ZAGREB, September 11, 2018 – Economy Minister Darko Horvat said on Tuesday that the government would be satisfied if foreign investments in Croatia this year were to total two billion euro.
Speaking at a conference organised by the Jutarnji List daily, Horvat said that foreign investments had hit rock bottom in 2013 and 2014, amounting to between 450 and 500 million euro.
It was only in 2017 that investments reached the level of 2007 and 2008, totalling 1.84 billion euro, he said. “Why am I optimistic? In the first quarter of this year foreign investments in Croatia totalled around 486 million euro.
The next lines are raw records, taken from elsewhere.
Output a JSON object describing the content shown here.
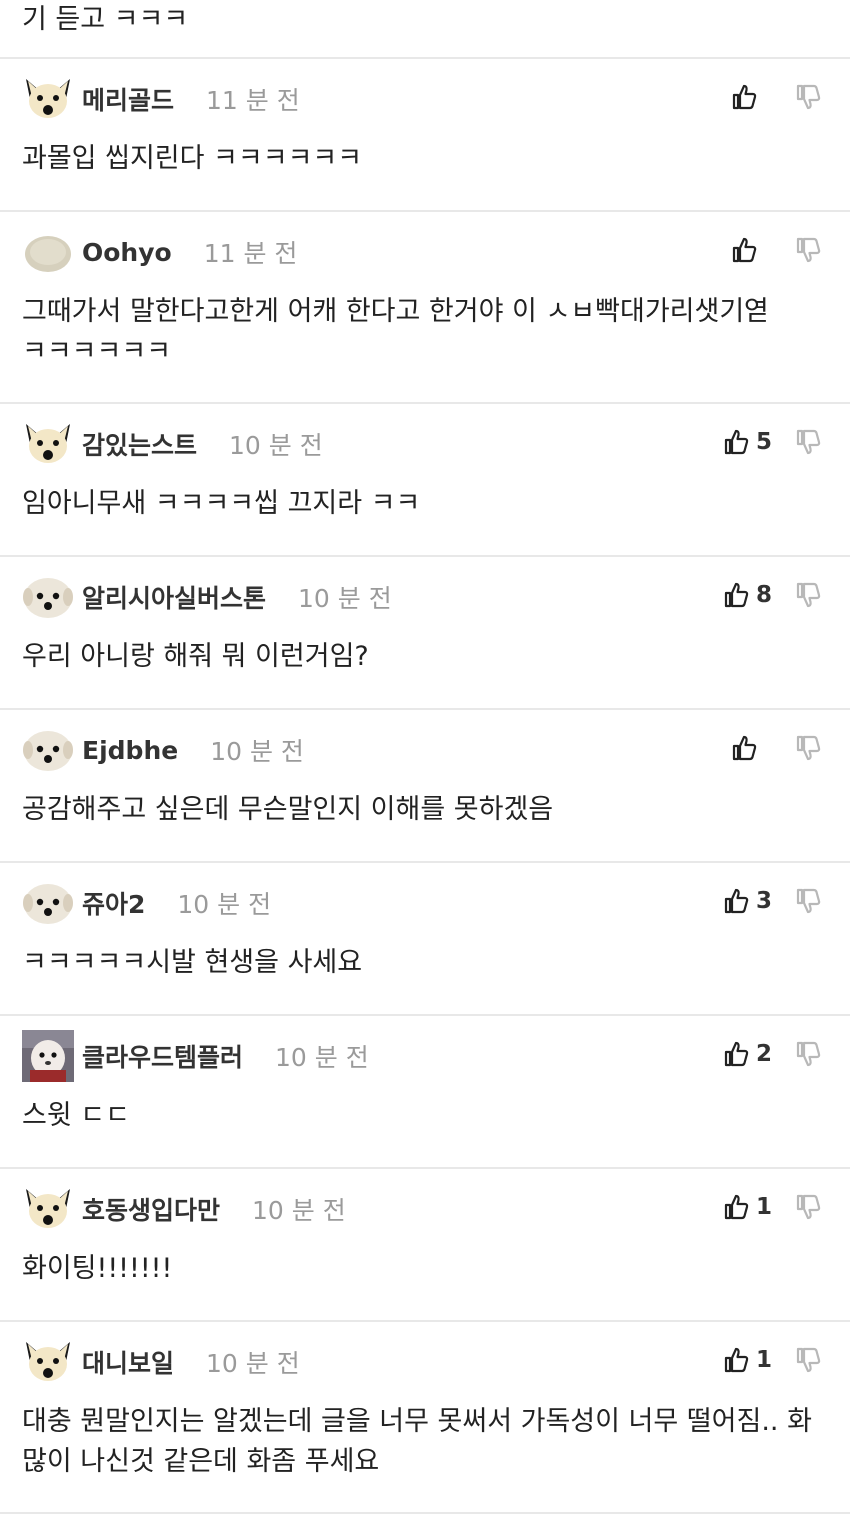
{
  "top_fragment_text": "기 듣고 ㅋㅋㅋ",
  "comments": [
    {
      "author": "메리골드",
      "time": "11 분 전",
      "likes": "",
      "text": "과몰입 씹지린다 ㅋㅋㅋㅋㅋㅋ",
      "avatar": "shiba"
    },
    {
      "author": "Oohyo",
      "time": "11 분 전",
      "likes": "",
      "text": "그때가서 말한다고한게 어캐 한다고 한거야 이 ㅅㅂ빡대가리샛기엳 ㅋㅋㅋㅋㅋㅋ",
      "avatar": "blob"
    },
    {
      "author": "감있는스트",
      "time": "10 분 전",
      "likes": "5",
      "text": "임아니무새 ㅋㅋㅋㅋ씹 끄지라 ㅋㅋ",
      "avatar": "shiba"
    },
    {
      "author": "알리시아실버스톤",
      "time": "10 분 전",
      "likes": "8",
      "text": "우리 아니랑 해줘 뭐 이런거임?",
      "avatar": "fluffy"
    },
    {
      "author": "Ejdbhe",
      "time": "10 분 전",
      "likes": "",
      "text": "공감해주고 싶은데 무슨말인지 이해를 못하겠음",
      "avatar": "fluffy"
    },
    {
      "author": "쥬아2",
      "time": "10 분 전",
      "likes": "3",
      "text": "ㅋㅋㅋㅋㅋ시발 현생을 사세요",
      "avatar": "fluffy"
    },
    {
      "author": "클라우드템플러",
      "time": "10 분 전",
      "likes": "2",
      "text": "스윗 ㄷㄷ",
      "avatar": "photo"
    },
    {
      "author": "호동생입다만",
      "time": "10 분 전",
      "likes": "1",
      "text": "화이팅!!!!!!!",
      "avatar": "shiba"
    },
    {
      "author": "대니보일",
      "time": "10 분 전",
      "likes": "1",
      "text": "대충 뭔말인지는 알겠는데 글을 너무 못써서 가독성이 너무 떨어짐.. 화 많이 나신것 같은데 화좀 푸세요",
      "avatar": "shiba"
    }
  ],
  "colors": {
    "divider": "#e8e8e8",
    "author": "#333333",
    "time": "#9a9a9a",
    "body": "#222222",
    "dislike_icon": "#b8b8b8"
  },
  "icons": {
    "like": "thumbs-up-icon",
    "dislike": "thumbs-down-icon"
  }
}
If that trend continues until the end of the year, we will have a successful year given the investment potential of two billion euro,” said Horvat.
The minister said that grants allocated through structural funds to small and medium businesses now stood at 3.3 billion kuna.
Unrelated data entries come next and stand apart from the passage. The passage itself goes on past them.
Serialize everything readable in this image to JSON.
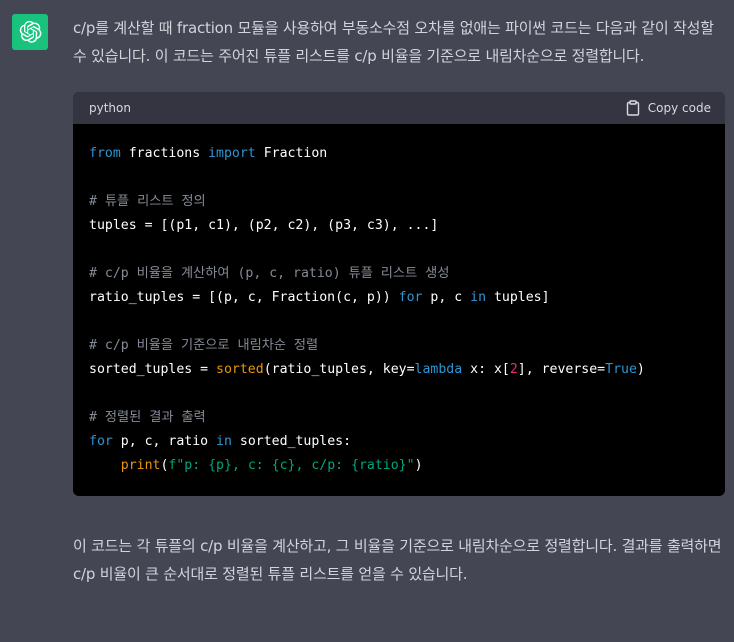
{
  "message": {
    "intro": "c/p를 계산할 때 fraction 모듈을 사용하여 부동소수점 오차를 없애는 파이썬 코드는 다음과 같이 작성할 수 있습니다. 이 코드는 주어진 튜플 리스트를 c/p 비율을 기준으로 내림차순으로 정렬합니다.",
    "outro": "이 코드는 각 튜플의 c/p 비율을 계산하고, 그 비율을 기준으로 내림차순으로 정렬합니다. 결과를 출력하면 c/p 비율이 큰 순서대로 정렬된 튜플 리스트를 얻을 수 있습니다."
  },
  "code": {
    "language": "python",
    "copy_label": "Copy code",
    "lines": [
      [
        {
          "t": "from",
          "c": "kw"
        },
        {
          "t": " fractions ",
          "c": ""
        },
        {
          "t": "import",
          "c": "kw"
        },
        {
          "t": " Fraction",
          "c": ""
        }
      ],
      [],
      [
        {
          "t": "# 튜플 리스트 정의",
          "c": "cm"
        }
      ],
      [
        {
          "t": "tuples = [(p1, c1), (p2, c2), (p3, c3), ...]",
          "c": ""
        }
      ],
      [],
      [
        {
          "t": "# c/p 비율을 계산하여 (p, c, ratio) 튜플 리스트 생성",
          "c": "cm"
        }
      ],
      [
        {
          "t": "ratio_tuples = [(p, c, Fraction(c, p)) ",
          "c": ""
        },
        {
          "t": "for",
          "c": "kw"
        },
        {
          "t": " p, c ",
          "c": ""
        },
        {
          "t": "in",
          "c": "kw"
        },
        {
          "t": " tuples]",
          "c": ""
        }
      ],
      [],
      [
        {
          "t": "# c/p 비율을 기준으로 내림차순 정렬",
          "c": "cm"
        }
      ],
      [
        {
          "t": "sorted_tuples = ",
          "c": ""
        },
        {
          "t": "sorted",
          "c": "fn"
        },
        {
          "t": "(ratio_tuples, key=",
          "c": ""
        },
        {
          "t": "lambda",
          "c": "kw"
        },
        {
          "t": " x: x[",
          "c": ""
        },
        {
          "t": "2",
          "c": "num"
        },
        {
          "t": "], reverse=",
          "c": ""
        },
        {
          "t": "True",
          "c": "kw"
        },
        {
          "t": ")",
          "c": ""
        }
      ],
      [],
      [
        {
          "t": "# 정렬된 결과 출력",
          "c": "cm"
        }
      ],
      [
        {
          "t": "for",
          "c": "kw"
        },
        {
          "t": " p, c, ratio ",
          "c": ""
        },
        {
          "t": "in",
          "c": "kw"
        },
        {
          "t": " sorted_tuples:",
          "c": ""
        }
      ],
      [
        {
          "t": "    ",
          "c": ""
        },
        {
          "t": "print",
          "c": "fn"
        },
        {
          "t": "(",
          "c": ""
        },
        {
          "t": "f\"p: {p}, c: {c}, c/p: {ratio}\"",
          "c": "str"
        },
        {
          "t": ")",
          "c": ""
        }
      ]
    ]
  },
  "colors": {
    "background": "#444654",
    "avatar": "#19c37d",
    "code_background": "#000000",
    "code_header": "#343541"
  },
  "icons": {
    "avatar": "openai-logo-icon",
    "copy": "clipboard-icon"
  }
}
Croatia’s investment laws are very encouraging, he said, adding that domestic businesses had much higher investment potential than foreign ones. “We have good projects and investment potential and it is up to us to set the investment cycle in motion,” he said.
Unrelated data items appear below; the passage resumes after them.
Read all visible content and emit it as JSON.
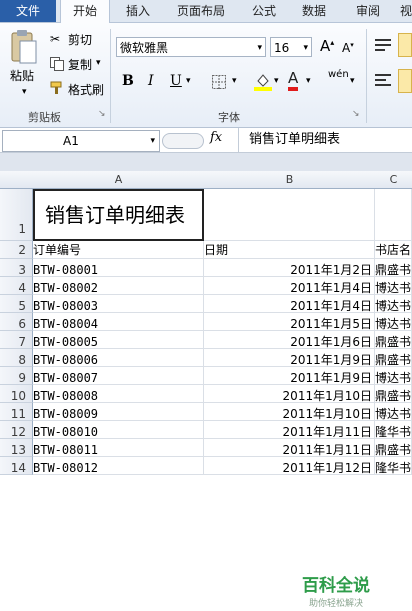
{
  "tabs": {
    "file": "文件",
    "home": "开始",
    "insert": "插入",
    "page_layout": "页面布局",
    "formulas": "公式",
    "data": "数据",
    "review": "审阅",
    "view_partial": "视"
  },
  "clipboard": {
    "paste": "粘贴",
    "cut": "剪切",
    "copy": "复制",
    "format_painter": "格式刷",
    "group_label": "剪贴板"
  },
  "font": {
    "name": "微软雅黑",
    "size": "16",
    "bold": "B",
    "italic": "I",
    "underline": "U",
    "grow": "A",
    "shrink": "A",
    "font_color": "A",
    "phonetic": "wén",
    "group_label": "字体"
  },
  "formula_bar": {
    "name_box": "A1",
    "fx": "fx",
    "content": "销售订单明细表"
  },
  "columns": [
    "A",
    "B",
    "C"
  ],
  "sheet": {
    "title": "销售订单明细表",
    "title_row": "1",
    "headers": {
      "row": "2",
      "a": "订单编号",
      "b": "日期",
      "c": "书店名称"
    },
    "rows": [
      {
        "n": "3",
        "a": "BTW-08001",
        "b": "2011年1月2日",
        "c": "鼎盛书店"
      },
      {
        "n": "4",
        "a": "BTW-08002",
        "b": "2011年1月4日",
        "c": "博达书店"
      },
      {
        "n": "5",
        "a": "BTW-08003",
        "b": "2011年1月4日",
        "c": "博达书店"
      },
      {
        "n": "6",
        "a": "BTW-08004",
        "b": "2011年1月5日",
        "c": "博达书店"
      },
      {
        "n": "7",
        "a": "BTW-08005",
        "b": "2011年1月6日",
        "c": "鼎盛书店"
      },
      {
        "n": "8",
        "a": "BTW-08006",
        "b": "2011年1月9日",
        "c": "鼎盛书店"
      },
      {
        "n": "9",
        "a": "BTW-08007",
        "b": "2011年1月9日",
        "c": "博达书店"
      },
      {
        "n": "10",
        "a": "BTW-08008",
        "b": "2011年1月10日",
        "c": "鼎盛书店"
      },
      {
        "n": "11",
        "a": "BTW-08009",
        "b": "2011年1月10日",
        "c": "博达书店"
      },
      {
        "n": "12",
        "a": "BTW-08010",
        "b": "2011年1月11日",
        "c": "隆华书店"
      },
      {
        "n": "13",
        "a": "BTW-08011",
        "b": "2011年1月11日",
        "c": "鼎盛书店"
      },
      {
        "n": "14",
        "a": "BTW-08012",
        "b": "2011年1月12日",
        "c": "隆华书店"
      }
    ]
  },
  "watermark": {
    "line1": "百科全说",
    "line2": "助你轻松解决"
  }
}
He announced that in about ten days 59 local government units would sign contracts worth 225 million kuna granted from EU funds and to be used for rebuilding or upgrading business infrastructure.
“With the reduction of administrative obstacles the impact on the business sector by the end of the year will be around 625 million kuna. The tax reform has already reduced the burden on the business sector by around 2.5 billion kuna,” said Horvat, explaining how the government was creating an active investment environment.
Commenting on Brodosplit shipyard CEO Tomislav Debeljak’s statement that interest rates for the shipbuilding sector were too high, Horvat repeated that intensive work was under way to establish a guarantee fund to secure stable support for the financing of production in all shipyards, big and small alike.
The models of operation of that fund will be known by the end of the year and shipyards that are financially stable, have good business results, competitive products and a market niche eligible will be eligible for its support, Horvat said, adding that the state wanted the shipbuilding industry to continue existing but on healthy foundations.
The European Investment Bank (EIB) director for the Adriatic region Miguel Morgado said that over the past ten years the EIB had significantly contributed to the development of the Croatian economy and helped create more than 2,000 jobs. He pointed, however, to the lack of big projects and suggested that Croatia should opt for production sectors in which it could be globally competitive.
Rimac Automobili director Mate Rimac said that Croatia had missed many opportunities for development and noted that he was working on a study that would attempt to explain why manufacturing businesses had left Croatia for other countries. The state must have a clear strategy of how to attract investments, Rimac said.
Vetropack management board chair Tihomir Premužak agreed with Rimac, saying that Croatia yet had to create an investment climate. In that context, he mentioned that a tool plant to employ 3,000 workers was being built in Slovenia, wondering why something like that was not happening in Croatia.